Realizing the twenty-first division could no longer come to the rescue, Fox-Pitt hastily armed a thousand of the auxiliary troops and inserted them to hold the gap between his two infantry battalion—their courage, if not their discipline, heavily fortified by alcohol! By then the Second Panzer Division’s armored noose was closing on the defenders. Panzers forced the Irish Guards to the south of Boulogne to withdraw to the outskirts of town at 10 a.m., though two attached 3.7-inch flak guns of the Second Anti-Aircraft Regiment managed to brew a couple tanks before being knocked out in turn.
Soon, five French destroyers had assembled outside of Calais, pouring shell fire into the hordes of German tanks and infantry swarming down upon Calais. At noon, the Royal Navy destroyer Vimy sailed into the harbor to evacuate the auxiliaries and the wounded—and delivering orders to hold at all costs. By mid-afternoon, German tanks and infantry had forced their way deep into town, cutting off the French and British troops from each other.
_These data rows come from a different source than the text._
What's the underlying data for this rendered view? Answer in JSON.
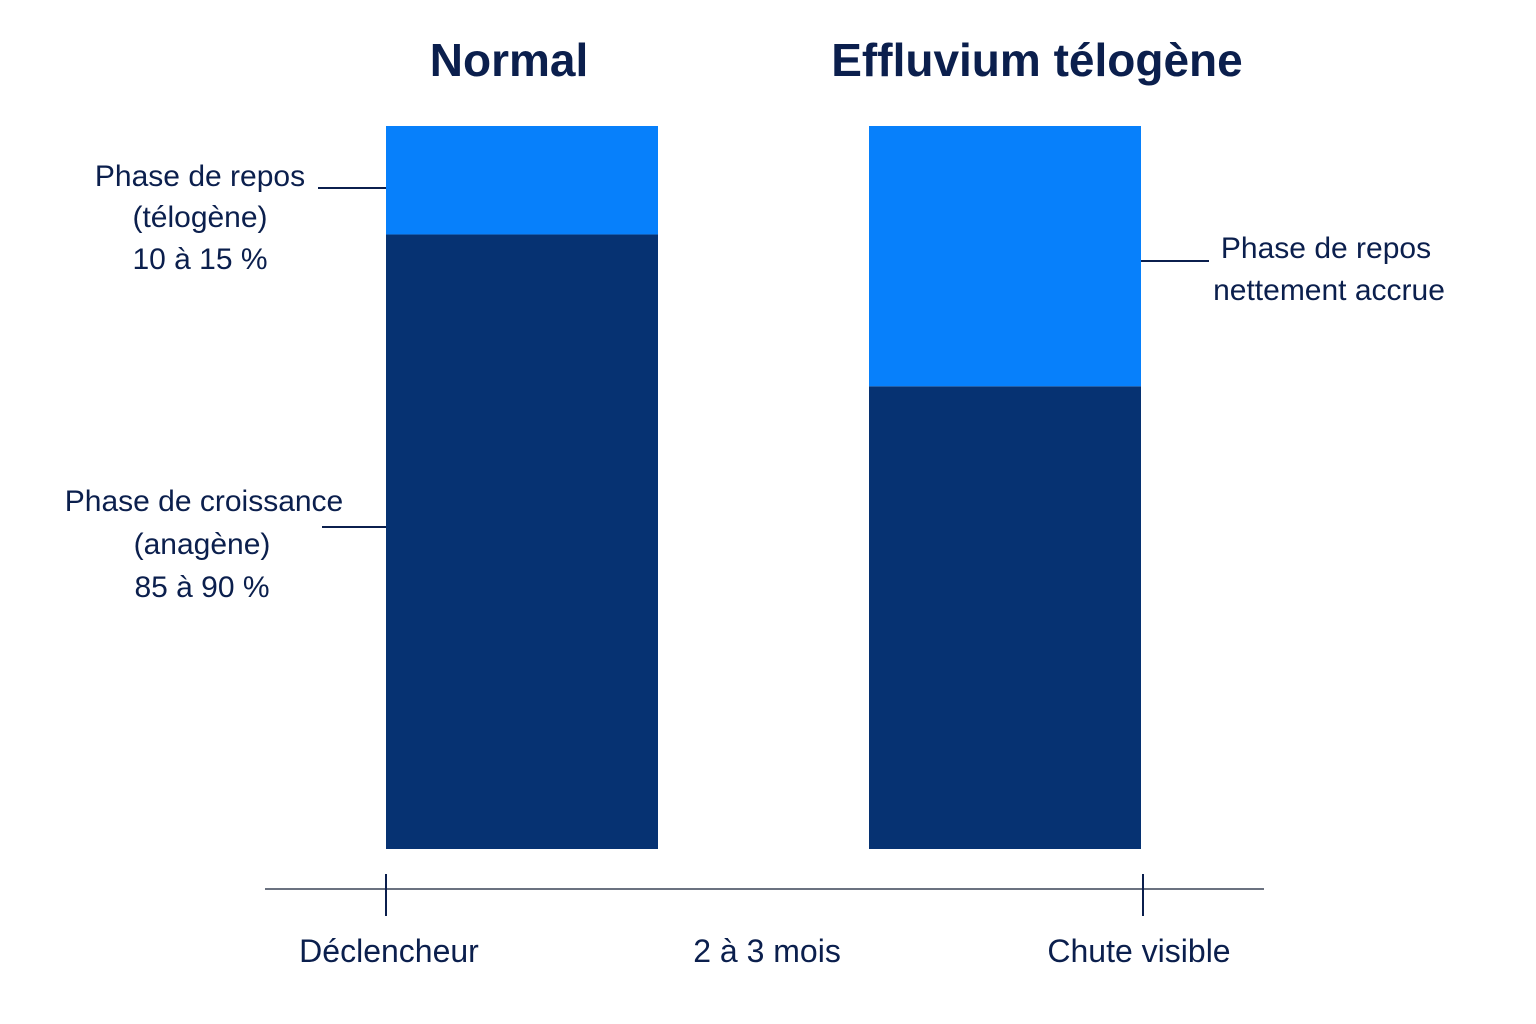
{
  "chart_data": {
    "type": "bar",
    "stacked": true,
    "unit": "%",
    "ylim": [
      0,
      100
    ],
    "grid": false,
    "categories": [
      "Normal",
      "Effluvium télogène"
    ],
    "series": [
      {
        "key": "anagen",
        "values": [
          85,
          64
        ],
        "color": "#063272"
      },
      {
        "key": "telogen",
        "values": [
          15,
          36
        ],
        "color": "#0780fb"
      }
    ],
    "annotations": {
      "normal_telogen": [
        "Phase de repos",
        "(télogène)",
        "10 à 15 %"
      ],
      "normal_anagen": [
        "Phase de croissance",
        "(anagène)",
        "85 à 90 %"
      ],
      "effluvium_telogen": [
        "Phase de repos",
        "nettement accrue"
      ]
    },
    "timeline": {
      "start": "Déclencheur",
      "middle": "2 à 3 mois",
      "end": "Chute visible",
      "color": "#6b7280"
    }
  }
}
According to the war diary of the twentieth brigade, the chaos was worsened by German infiltrators and saboteurs in Boulogne disguised as priests or Allied officers, directing German artillery fire or attempting to plant bombs on Allied ships!
The onslaught cooled off in the later afternoon, as additional destroyers began approaching the harbor to help evacuate civilians and support troops. They also brought with them demolition parties to begin destroying the valuable port facilities, and two platoons of Royal Marines to police the evacuation effort.
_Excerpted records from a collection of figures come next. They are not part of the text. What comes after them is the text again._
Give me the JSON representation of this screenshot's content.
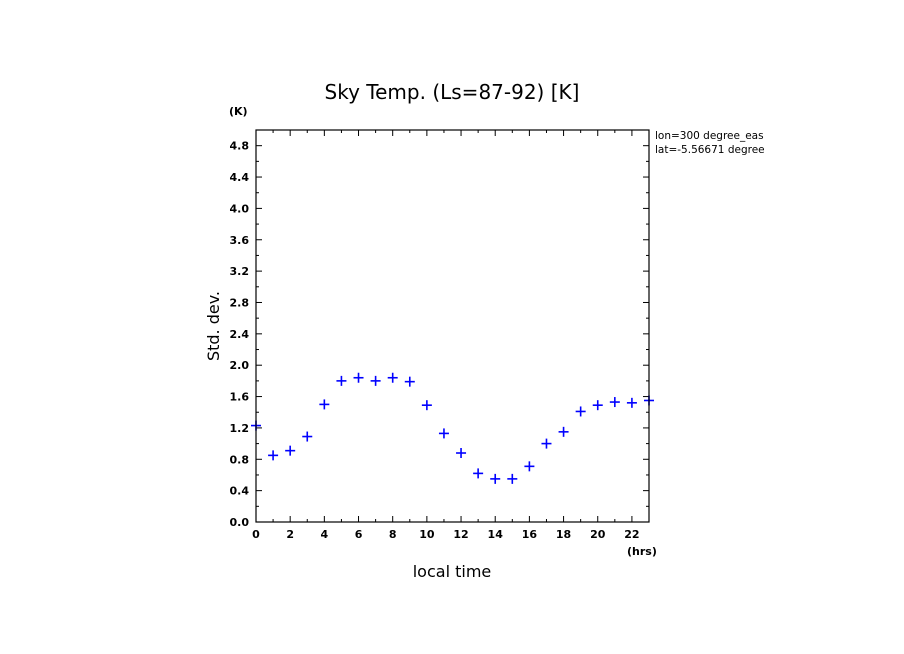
{
  "chart_data": {
    "type": "scatter",
    "title": "Sky Temp. (Ls=87-92) [K]",
    "xlabel": "local time",
    "ylabel": "Std. dev.",
    "x_unit": "(hrs)",
    "y_unit": "(K)",
    "xlim": [
      0,
      23
    ],
    "ylim": [
      0,
      5.0
    ],
    "x_ticks": [
      0,
      2,
      4,
      6,
      8,
      10,
      12,
      14,
      16,
      18,
      20,
      22
    ],
    "x_tick_labels": [
      "0",
      "2",
      "4",
      "6",
      "8",
      "10",
      "12",
      "14",
      "16",
      "18",
      "20",
      "22"
    ],
    "y_ticks": [
      0,
      0.4,
      0.8,
      1.2,
      1.6,
      2.0,
      2.4,
      2.8,
      3.2,
      3.6,
      4.0,
      4.4,
      4.8
    ],
    "y_tick_labels": [
      "0.0",
      "0.4",
      "0.8",
      "1.2",
      "1.6",
      "2.0",
      "2.4",
      "2.8",
      "3.2",
      "3.6",
      "4.0",
      "4.4",
      "4.8"
    ],
    "marker": "plus",
    "marker_color": "#0000ff",
    "annotations": [
      "lon=300 degree_eas",
      "lat=-5.56671 degree"
    ],
    "series": [
      {
        "x": [
          0,
          1,
          2,
          3,
          4,
          5,
          6,
          7,
          8,
          9,
          10,
          11,
          12,
          13,
          14,
          15,
          16,
          17,
          18,
          19,
          20,
          21,
          22,
          23
        ],
        "y": [
          1.23,
          0.85,
          0.91,
          1.09,
          1.5,
          1.8,
          1.84,
          1.8,
          1.84,
          1.79,
          1.49,
          1.13,
          0.88,
          0.62,
          0.55,
          0.55,
          0.71,
          1.0,
          1.15,
          1.41,
          1.49,
          1.53,
          1.52,
          1.55
        ]
      }
    ]
  }
}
Finally, at 6 p.m. the destroyer HMS Keith sailed in harbor to join the Vimy with orders to begin evacuating the British troops—just thirty-six hours after the Twentieth Guards had landed! But by then, German tanks, artillery and even infantry were positioned close enough to shoot at the destroyers in the harbor. Mortars and machine guns raked the Keith, killing its captain, David Simson. Shortly afterwards, the captain of the Vimy was shot in the head by a sniper—and his second in command killed moments later by the same shooter.
It was at that moment that a swarm of sixty Luftwaffe bombers pounced upon beleaguered city. Sam Lombard Hobson, a first lieutenant aboard the destroyer Whitshed, described it in his book A Sailor’s War: “Every ship opened fire as the Stukas screamed down, with their angry hornet-like noise, to drop their bombs which sent up huge fountains of mud and water alongside the destroyers, drenching everyone on deck.”
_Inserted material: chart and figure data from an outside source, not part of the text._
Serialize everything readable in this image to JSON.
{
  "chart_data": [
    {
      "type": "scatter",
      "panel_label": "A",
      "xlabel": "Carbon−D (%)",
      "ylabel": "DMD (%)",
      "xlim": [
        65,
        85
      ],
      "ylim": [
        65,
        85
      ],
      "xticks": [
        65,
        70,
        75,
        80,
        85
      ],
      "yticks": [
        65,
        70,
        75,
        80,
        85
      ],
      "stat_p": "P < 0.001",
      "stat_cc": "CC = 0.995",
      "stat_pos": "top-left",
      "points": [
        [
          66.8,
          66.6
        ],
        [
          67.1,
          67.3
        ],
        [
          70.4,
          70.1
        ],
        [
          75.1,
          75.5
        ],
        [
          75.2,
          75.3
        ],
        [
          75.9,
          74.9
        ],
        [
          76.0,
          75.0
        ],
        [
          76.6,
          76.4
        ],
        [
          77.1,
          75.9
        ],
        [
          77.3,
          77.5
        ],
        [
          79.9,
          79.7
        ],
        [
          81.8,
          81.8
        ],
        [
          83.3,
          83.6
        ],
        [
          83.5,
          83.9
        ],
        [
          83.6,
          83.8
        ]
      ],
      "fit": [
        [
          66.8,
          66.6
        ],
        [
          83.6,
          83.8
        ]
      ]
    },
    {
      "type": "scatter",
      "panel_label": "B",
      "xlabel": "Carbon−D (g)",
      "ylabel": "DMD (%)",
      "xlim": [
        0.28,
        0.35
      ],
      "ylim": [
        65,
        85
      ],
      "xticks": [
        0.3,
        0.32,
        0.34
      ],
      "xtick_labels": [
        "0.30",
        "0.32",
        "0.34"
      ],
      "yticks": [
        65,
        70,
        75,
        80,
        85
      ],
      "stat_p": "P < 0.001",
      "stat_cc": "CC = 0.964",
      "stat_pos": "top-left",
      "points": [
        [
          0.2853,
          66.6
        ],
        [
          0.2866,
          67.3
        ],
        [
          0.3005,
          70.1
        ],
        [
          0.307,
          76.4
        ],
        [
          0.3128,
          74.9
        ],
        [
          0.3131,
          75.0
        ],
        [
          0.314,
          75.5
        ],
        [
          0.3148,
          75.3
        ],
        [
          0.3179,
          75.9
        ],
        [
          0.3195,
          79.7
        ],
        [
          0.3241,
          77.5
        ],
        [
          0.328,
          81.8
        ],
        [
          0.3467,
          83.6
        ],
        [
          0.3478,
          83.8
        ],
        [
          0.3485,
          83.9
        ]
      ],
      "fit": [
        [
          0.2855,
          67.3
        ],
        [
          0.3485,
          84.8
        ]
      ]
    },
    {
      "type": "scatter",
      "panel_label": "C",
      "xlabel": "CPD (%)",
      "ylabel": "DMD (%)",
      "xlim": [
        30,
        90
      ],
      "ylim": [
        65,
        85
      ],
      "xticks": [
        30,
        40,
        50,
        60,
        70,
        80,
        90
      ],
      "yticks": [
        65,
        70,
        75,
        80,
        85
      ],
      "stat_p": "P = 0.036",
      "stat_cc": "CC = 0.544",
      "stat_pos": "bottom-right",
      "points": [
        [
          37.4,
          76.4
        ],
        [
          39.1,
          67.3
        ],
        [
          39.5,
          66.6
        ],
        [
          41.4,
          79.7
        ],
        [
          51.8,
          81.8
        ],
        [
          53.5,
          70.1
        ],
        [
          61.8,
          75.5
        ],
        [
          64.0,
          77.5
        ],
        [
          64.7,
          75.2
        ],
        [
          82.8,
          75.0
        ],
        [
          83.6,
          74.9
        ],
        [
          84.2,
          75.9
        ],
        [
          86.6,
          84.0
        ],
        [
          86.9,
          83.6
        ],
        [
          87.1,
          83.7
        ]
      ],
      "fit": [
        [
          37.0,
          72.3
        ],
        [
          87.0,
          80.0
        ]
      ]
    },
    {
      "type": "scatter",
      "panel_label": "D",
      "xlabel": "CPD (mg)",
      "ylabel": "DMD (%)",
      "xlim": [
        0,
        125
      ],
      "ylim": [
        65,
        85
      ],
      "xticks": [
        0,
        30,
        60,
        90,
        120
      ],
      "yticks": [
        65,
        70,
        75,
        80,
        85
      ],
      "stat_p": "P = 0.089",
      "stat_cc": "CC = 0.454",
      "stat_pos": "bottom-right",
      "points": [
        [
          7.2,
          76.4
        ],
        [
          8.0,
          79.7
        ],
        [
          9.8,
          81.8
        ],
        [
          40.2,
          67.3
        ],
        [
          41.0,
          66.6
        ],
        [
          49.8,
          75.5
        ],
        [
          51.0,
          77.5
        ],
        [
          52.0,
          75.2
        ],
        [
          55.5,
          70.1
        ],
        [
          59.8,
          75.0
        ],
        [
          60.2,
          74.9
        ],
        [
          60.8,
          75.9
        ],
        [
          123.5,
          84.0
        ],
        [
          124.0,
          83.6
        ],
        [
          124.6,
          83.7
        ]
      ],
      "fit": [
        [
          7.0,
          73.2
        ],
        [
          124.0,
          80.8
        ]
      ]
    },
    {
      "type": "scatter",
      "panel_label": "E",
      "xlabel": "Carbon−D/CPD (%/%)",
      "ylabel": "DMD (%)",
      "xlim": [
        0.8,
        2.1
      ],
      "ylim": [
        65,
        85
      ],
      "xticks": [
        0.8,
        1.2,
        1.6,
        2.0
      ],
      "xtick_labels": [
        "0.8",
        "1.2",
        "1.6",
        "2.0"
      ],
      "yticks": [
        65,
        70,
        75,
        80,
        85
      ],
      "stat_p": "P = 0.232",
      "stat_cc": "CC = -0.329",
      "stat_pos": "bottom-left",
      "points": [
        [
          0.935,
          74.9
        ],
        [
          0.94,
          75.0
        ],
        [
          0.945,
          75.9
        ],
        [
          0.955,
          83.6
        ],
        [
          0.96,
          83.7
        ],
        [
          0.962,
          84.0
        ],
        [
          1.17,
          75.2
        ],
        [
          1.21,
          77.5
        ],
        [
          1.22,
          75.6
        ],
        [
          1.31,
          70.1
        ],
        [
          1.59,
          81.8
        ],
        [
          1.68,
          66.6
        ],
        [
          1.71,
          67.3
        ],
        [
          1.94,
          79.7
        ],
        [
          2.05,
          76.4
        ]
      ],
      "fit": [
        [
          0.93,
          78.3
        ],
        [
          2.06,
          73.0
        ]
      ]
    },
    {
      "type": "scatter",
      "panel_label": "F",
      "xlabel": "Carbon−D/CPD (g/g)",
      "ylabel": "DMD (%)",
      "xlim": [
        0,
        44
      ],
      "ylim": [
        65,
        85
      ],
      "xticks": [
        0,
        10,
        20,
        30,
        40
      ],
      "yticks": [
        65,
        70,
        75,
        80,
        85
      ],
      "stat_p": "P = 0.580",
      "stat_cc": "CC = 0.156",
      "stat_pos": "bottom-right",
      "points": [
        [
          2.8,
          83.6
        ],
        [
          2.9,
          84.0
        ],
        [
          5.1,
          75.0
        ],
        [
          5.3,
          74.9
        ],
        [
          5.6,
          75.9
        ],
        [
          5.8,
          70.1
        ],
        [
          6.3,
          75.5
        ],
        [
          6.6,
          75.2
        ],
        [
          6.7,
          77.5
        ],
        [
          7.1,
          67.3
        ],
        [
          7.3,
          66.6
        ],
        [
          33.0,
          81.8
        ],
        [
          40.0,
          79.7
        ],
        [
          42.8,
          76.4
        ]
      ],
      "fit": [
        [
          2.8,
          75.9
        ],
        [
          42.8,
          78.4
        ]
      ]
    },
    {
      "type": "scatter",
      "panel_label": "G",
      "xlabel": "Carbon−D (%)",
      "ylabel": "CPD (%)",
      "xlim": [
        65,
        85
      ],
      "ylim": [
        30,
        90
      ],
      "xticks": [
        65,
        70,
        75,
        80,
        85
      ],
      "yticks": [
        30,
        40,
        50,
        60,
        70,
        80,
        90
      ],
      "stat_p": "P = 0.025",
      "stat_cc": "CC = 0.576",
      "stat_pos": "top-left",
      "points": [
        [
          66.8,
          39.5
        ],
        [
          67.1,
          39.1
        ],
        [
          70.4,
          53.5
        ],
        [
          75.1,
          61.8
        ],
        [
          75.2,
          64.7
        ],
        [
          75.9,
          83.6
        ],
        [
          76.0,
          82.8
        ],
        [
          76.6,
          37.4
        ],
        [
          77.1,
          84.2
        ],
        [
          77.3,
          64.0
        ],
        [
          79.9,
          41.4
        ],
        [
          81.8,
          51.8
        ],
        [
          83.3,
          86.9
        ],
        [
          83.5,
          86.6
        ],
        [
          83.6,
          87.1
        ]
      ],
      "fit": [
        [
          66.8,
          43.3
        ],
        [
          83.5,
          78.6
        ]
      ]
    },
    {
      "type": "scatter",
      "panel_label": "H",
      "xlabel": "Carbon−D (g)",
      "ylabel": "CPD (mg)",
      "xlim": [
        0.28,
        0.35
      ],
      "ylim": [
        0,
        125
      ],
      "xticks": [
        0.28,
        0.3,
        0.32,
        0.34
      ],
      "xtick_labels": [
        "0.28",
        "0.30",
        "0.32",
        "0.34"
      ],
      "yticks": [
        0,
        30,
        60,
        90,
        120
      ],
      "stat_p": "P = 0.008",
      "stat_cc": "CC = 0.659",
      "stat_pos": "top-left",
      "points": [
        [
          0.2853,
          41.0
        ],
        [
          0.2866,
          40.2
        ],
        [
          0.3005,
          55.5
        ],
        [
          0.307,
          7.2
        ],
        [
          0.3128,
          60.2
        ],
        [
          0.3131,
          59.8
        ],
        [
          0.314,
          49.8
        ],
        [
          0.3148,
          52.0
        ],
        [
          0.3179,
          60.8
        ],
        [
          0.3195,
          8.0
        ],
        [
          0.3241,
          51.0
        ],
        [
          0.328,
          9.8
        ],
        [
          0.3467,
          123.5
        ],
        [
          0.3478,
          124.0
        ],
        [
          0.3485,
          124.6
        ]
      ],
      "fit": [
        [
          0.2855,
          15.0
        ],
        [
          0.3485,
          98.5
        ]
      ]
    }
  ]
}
Bombs and mortar shells blasted sailors on board the Keith. It and the Vimy, both captainless, began fleeing from port—the Vimy pausing only to use its main gun to obliterate a hotel a hundred meters away that the crew believed to be harboring the sniper that had shot their captain. The dive bombers hit two French destroyers, disabling one and causing the Orage to erupt in a cloud of fire and smoke.